Python Project: Network Intrusion Detection System using Machine Learning

Project Title: Network Intrusion Detection System using Machine Learning

Project Domain / Category: Computer Networks / Cybersecurity / Machine Learning

Introduction:

The objective of this project is to build a Network Intrusion Detection System (NIDS) that uses machine learning to detect and classify network intrusions. This system can help in identifying malicious activities in network traffic by analyzing patterns and behaviors. By using a dataset containing both normal and abnormal network traffic, we aim to develop a model that can classify traffic as either benign or malicious.

Dataset Suggestions:

These datasets contain records of network activities and labels identifying if they represent normal or malicious traffic.

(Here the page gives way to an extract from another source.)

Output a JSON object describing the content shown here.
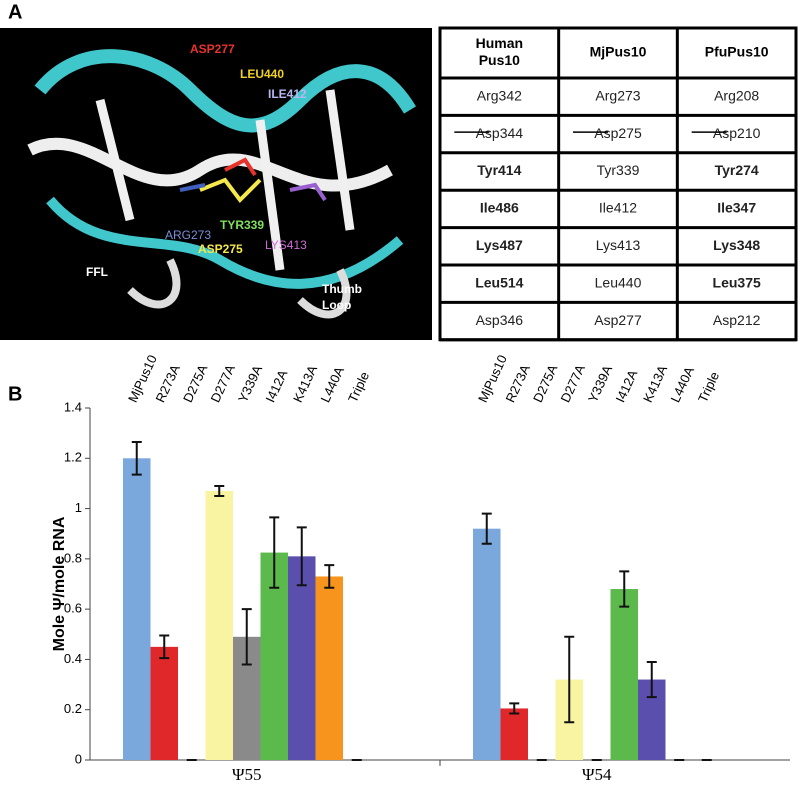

Functional Requirements for the System:

  1. Data Collection and Pre-processing:
    • Data Cleaning: Handle missing values, duplicates, and irrelevant features in the dataset.
    • Feature Engineering: Convert categorical data to numerical formats (e.g., one-hot encoding for protocol types).
    • Data Normalization: Normalize numerical values to a common scale for consistent model training.
    • Data Splitting: Divide the dataset into training, validation, and testing sets to ensure accurate model evaluation.
  2. Model Selection and Training:
    • Algorithm Selection:
      • Experiment with algorithms such as Decision Trees, Random Forest, Logistic Regression, Naïve Bayes, and Support Vector Machine (SVM).
      • Evaluate the effectiveness of each algorithm on detecting intrusions based on accuracy, precision, and recall.
    • Feature Selection:
      • Use methods like Recursive Feature Elimination (RFE) or feature importance from Random Forest to select the most impactful features, improving the model’s performance.
    • Model Training:
      • Train the selected model(s) on the pre-processed training data using Scikit-Learn or TensorFlow.
      • Implement cross-validation to fine-tune the hyperparameters for better results.
  3. Intrusion Detection and Classification:
    • Real-Time Detection (Optional):
      • Use the trained model to classify incoming network traffic in real-time, if feasible.
    • Batch Processing:
      • For datasets that are not real-time, classify network traffic records as “normal” or “intrusion.”
    • Confusion Matrix:
      • Generate a confusion matrix to evaluate model performance. Measure metrics like accuracy, precision, recall, and F1-score to assess the detection capabilities.
  4. Result Display and Analysis:
    • Intrusion Class Display:
      • After detecting an intrusion, display the type of intrusion (e.g., DoS, Probe, U2R, R2L for the KDD dataset) and any related details.
    • Performance Metrics Display:
      • Display performance metrics (e.g., accuracy, precision, recall, F1-score) for the model, helping the user understand the reliability of the detection.
  5. Accuracy and Model Comparison:
    • Compare the accuracy and other performance metrics of different models to identify the best-performing algorithm for network intrusion detection.

This project provides a hands-on opportunity to apply machine learning in the field of cybersecurity, particularly for detecting and classifying malicious network traffic.